Przeciwnego zdania jest 16,1 proc. ankietowanych. 41,2 proc. nie ma zdania w tej kwestii.
- Częściej za tym, że Klaudia Jachira powinna zrezygnować ze startu w wyborach są mężczyźni (45%), osoby w wieku 35-49 lat (49%) oraz badani o wykształceniu wyższym (45%). Tego samego zdania są ankietowani o dochodzie netto powyżej 5000 zł (52%) oraz badani z miast powyżej 500 tys. mieszkańców (54%) - komentuje wyniki badania Piotr Zimolzak z SW Research.

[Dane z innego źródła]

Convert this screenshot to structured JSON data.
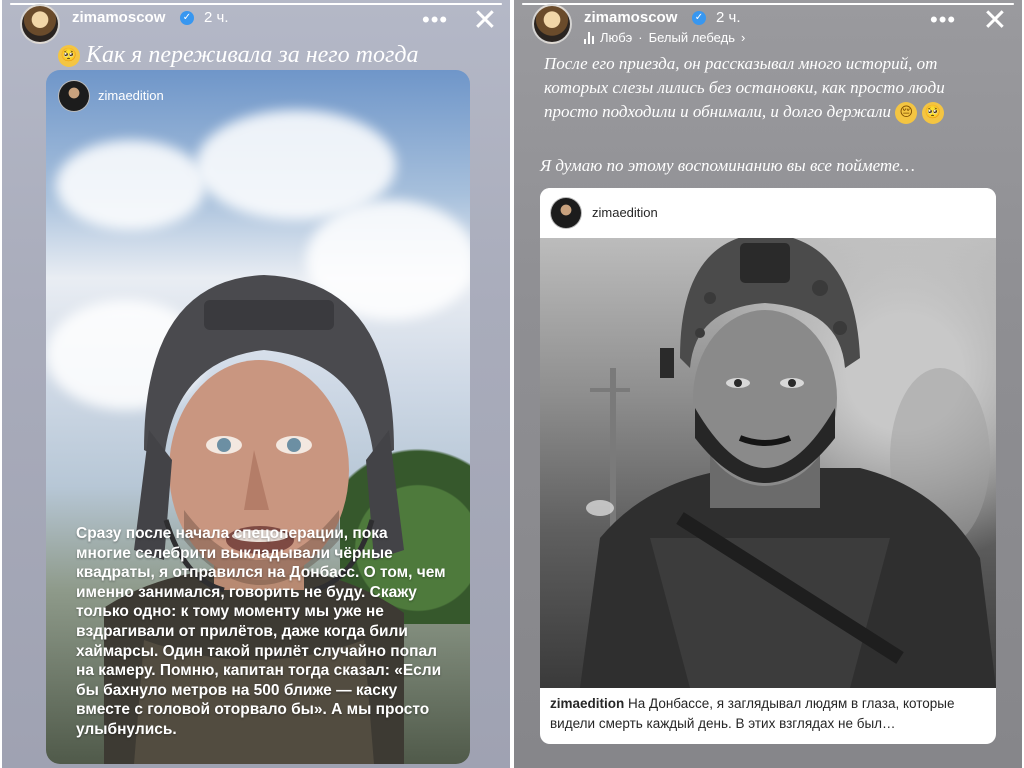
{
  "left_story": {
    "username": "zimamoscow",
    "time": "2 ч.",
    "more_label": "•••",
    "close_label": "✕",
    "caption": "Как я переживала за него тогда",
    "emoji": "🥺",
    "embedded_card": {
      "username": "zimaedition",
      "text": "Сразу после начала спецоперации, пока многие селебрити выкладывали чёрные квадраты, я отправился на Донбасс. О том, чем именно занимался, говорить не буду. Скажу только одно: к тому моменту мы уже не вздрагивали от прилётов, даже когда били хаймарсы. Один такой прилёт случайно попал на камеру. Помню, капитан тогда сказал: «Если бы бахнуло метров на 500 ближе — каску вместе с головой оторвало бы». А мы просто улыбнулись."
    }
  },
  "right_story": {
    "username": "zimamoscow",
    "time": "2 ч.",
    "more_label": "•••",
    "close_label": "✕",
    "music": {
      "artist": "Любэ",
      "separator": "·",
      "track": "Белый лебедь",
      "chevron": "›"
    },
    "caption_1": "После его приезда, он рассказывал много историй, от которых слезы лились без остановки, как просто люди просто подходили и обнимали, и долго держали",
    "emoji_1": "😔",
    "emoji_2": "🥺",
    "caption_2": "Я думаю по этому воспоминанию вы все поймете…",
    "post": {
      "username": "zimaedition",
      "caption_user": "zimaedition",
      "caption_text": "На Донбассе, я заглядывал людям в глаза, которые видели смерть каждый день. В этих взглядах не был…"
    }
  },
  "colors": {
    "verified": "#3897f0",
    "left_bg": "#a9acbb",
    "right_bg": "#8f8f93"
  }
}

Jachira jest z wykształcenia aktorką, ale głośno o niej zrobiło się w związku z jej politycznymi happeningami. Do Sejmu startuje z 13. miejsca na warszawskiej liście Koalicji Obywatelskiej.
Jachira była krytykowana w szczególności za swoje wystąpienie w czasie jednego ze spotkań z wyborcami, w czasie którego kandydatka Koalicji Obywatelskiej w wyborach do Sejmu m.in. nazwała prezydenta Lecha Kaczyńskiego "nieudacznikiem tysiąclecia" i prezentowała "program telewizyjny" z takimi pozycjami jak "quiz czyja to kończyna" czy "telenowela smoleńska".
W trakcie spotkania kandydatka Koalicji Obywatelskiej uczyniła znak krzyża, mówiąc "w imię ojca i syna i brata-bliźniaka". Następnie zaprosiła zebranych do zapisania nowego "planu lekcji". Jako lekcję języka polskiego Jachira zaproponowała "analizę słów nieudacznika tysiąclecia na podstawie słów »spieprzaj dziadu«", jako matematykę - rozmowę "o liczbach urojonych Mateusza Morawieckiego". - Na biologii będzie coś dla dziewczynek - porozmawiamy o cudownym poczęciu. Na plastyce będzie też coś dla chłopców - zrobimy kukłę Żyda (...) a na historii - swastyka jako pradawny symbol szczęścia. Na informatyce nauczymy się, jak założyć fermę trolli i jak hejtować. Lubicie to, prawda? - mówiła kontrowersyjna youtuberka.